Ark: Survival Evolved | A Christian Review
You wake up on a deserted beach. After briefly analysing your body, that looks like it’s made out of clay moulded by a small child with a blunt spoon, you rush for the nearest tree, punching everything in your path to gather enough just enough material to create a pickaxe. Many dodos will die by your hands, as you slaughter generations to satiate your enormous primal appetite, that can only be attributed to intestinal worms. With only 12 hours of tutorials from eight-year-olds with shitty mics on YouTube, without whose help, you never could have navigated the un-intuitive crafting system; you almost feel like you’re having a good time.
Your grandiose dreams for making it through the night are rudely interrupted however, when out of the blue, a pack of wild Dilophosaurus emerge, spitting acid in your face. You try to make your escape, your vision obscured by the thick green saliva; when a lurking Spinosaurus cuts off your retreat. You dodge his attack, which connects to the pursing Dilophosaurus, and the beasts fight amongst themselves. Escaping what would have meant certain death, you seek refuge in the nearby forest, only to die of thirst two seconds later.
ARK: Survival Evolved is as unforgiving as the Old Testament God who wiped out the dinosaurs 6,000 years ago. Every mistake you make is punished, every wrong step, is a death sentence, every stray arrow, is a dead triceratops you spent an hour taming. RIP Cera. I can certainly see the appeal of a harrowing game that keeps you on edge, but there are only so many times you can lose three days’ worth of gear to a horde of alpha raptors who spawn out of nowhere, before you start to realise that the game play is less challenging than it is needlessly punishing. If I wanted to get consistently griefed by primitive beasts deemed unworthy of procreation by nature; I’d play Fortnite.

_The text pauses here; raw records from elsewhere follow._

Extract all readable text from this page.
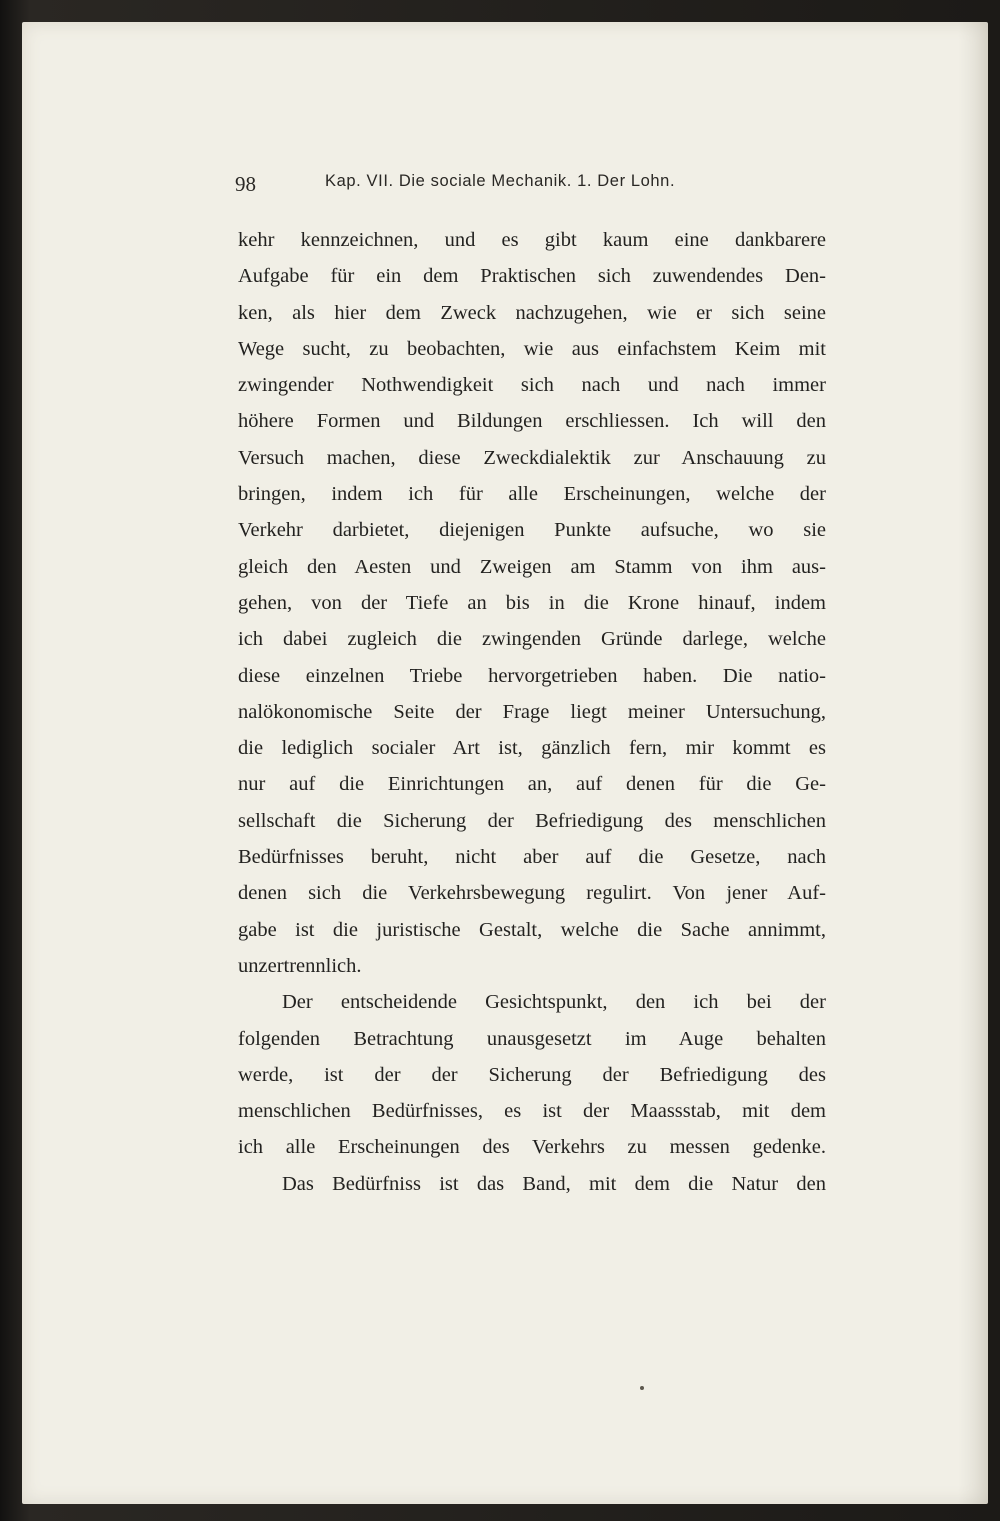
98	Kap. VII. Die sociale Mechanik. 1. Der Lohn.
kehr kennzeichnen, und es gibt kaum eine dankbarere
Aufgabe für ein dem Praktischen sich zuwendendes Den-
ken, als hier dem Zweck nachzugehen, wie er sich seine
Wege sucht, zu beobachten, wie aus einfachstem Keim mit
zwingender Nothwendigkeit sich nach und nach immer
höhere Formen und Bildungen erschliessen. Ich will den
Versuch machen, diese Zweckdialektik zur Anschauung zu
bringen, indem ich für alle Erscheinungen, welche der
Verkehr darbietet, diejenigen Punkte aufsuche, wo sie
gleich den Aesten und Zweigen am Stamm von ihm aus-
gehen, von der Tiefe an bis in die Krone hinauf, indem
ich dabei zugleich die zwingenden Gründe darlege, welche
diese einzelnen Triebe hervorgetrieben haben. Die natio-
nalökonomische Seite der Frage liegt meiner Untersuchung,
die lediglich socialer Art ist, gänzlich fern, mir kommt es
nur auf die Einrichtungen an, auf denen für die Ge-
sellschaft die Sicherung der Befriedigung des menschlichen
Bedürfnisses beruht, nicht aber auf die Gesetze, nach
denen sich die Verkehrsbewegung regulirt. Von jener Auf-
gabe ist die juristische Gestalt, welche die Sache annimmt,
unzertrennlich.
Der entscheidende Gesichtspunkt, den ich bei der
folgenden Betrachtung unausgesetzt im Auge behalten
werde, ist der der Sicherung der Befriedigung des
menschlichen Bedürfnisses, es ist der Maassstab, mit dem
ich alle Erscheinungen des Verkehrs zu messen gedenke.
Das Bedürfniss ist das Band, mit dem die Natur den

I’d be remiss if I didn’t spend a little more time ranting about just how uniquely pathetic the game’s UI is. It’s barely any better looking than a zoomed out Excel spreadsheet, and every bit as tedious to use . There’s a kind of beauty in intricate complexity, but ARK: Survival Evolved’s interface is neither beautiful nor logical. They could have easily simplified the crafting and tech tree systems without compromising on any of the more challenging elements of the game or at least made the fonts and items in the Inventory visible to the human eye so the player isn’t forced to literally put a magnifying glass over their computer screen just to make sure they don’t accidentally waste their time and resources constructing a new spear instead of equipping one they already have; in the middle of battling a sabretooth. The UI is so un-intuitive, that it doesn’t just break any immersion you may have in the game; it renders it impossible. Because even a game with the most pristine graphics (which mind you, ARK doesn’t have to begin with) would be instantly ruined by some giant disgusting text in the most gaudy font looming over an item, NPC, or structure.
The game mechanics are clunky and the engine it uses make it look like it was designed in 2002. The graphics simply cannot justify the 100 GB of storage you’ll need to keep it on your system; not to mention the hefty price tag and DLCs. You may excuse the shoddy graphics by saying the game is still in Beta, but it isn’t; ARK: Survival Evolved was launched in 2015, which means the developers had five years iron out these issues, but chose not to. The close quarter’s combat system is about as refined as taking two plastic toys and smashing them together; but not nearly as emotionally gratifying. In ARK: Survival Evolved’s defence, there’s a lot to explore, but you won’t experience even a fraction of it because the only viable strategy to stay alive, is to build a base along the coast and retreat to the high seas every time you see the silhouette of something remotely threatening. If there’s any semblance of a story to the game, I never came across a single scrap of evidence in my 100 hour play through.
And then there’s the grind. Levelling up your character so you can learn the recipes to unlock high tier gear starts off fairly straight forward, but soon devolves into an uninspired grinding session. You’ll find yourself performing mundane tasks like picking berries to make potions you’ll never use and crafting wooden containers just to fill your XP meter, because they’re a quicker and more reliable source of experience than hunting down friggin prehistoric beasts. If anything; ARK is as much a blueberry picking simulator as it is a survival game with dinosaurs.
The only reason I’ll never give up on ARK: Survival Evolved entirely is because of just how attractive I find the game conceptually. The idea of having an army of extinct reptilians to do one’s bidding, is certainly appealing to the male psyche. The only problem, is literally everything else. While not a bad experience by any stretch of the imagination, it fails to be Minecraft with dinosaurs, and that’s a tragedy. For something with such a brilliant overarching theme, that should have guaranteed it a place as one of the best survival games of the decade; ARK: Survival Evolved fails on too many fronts to make the cut. I would rate it 5.5 on 10. It’s definitely worth a try, but the 100 GB of storage space it hogs up could be used for better things.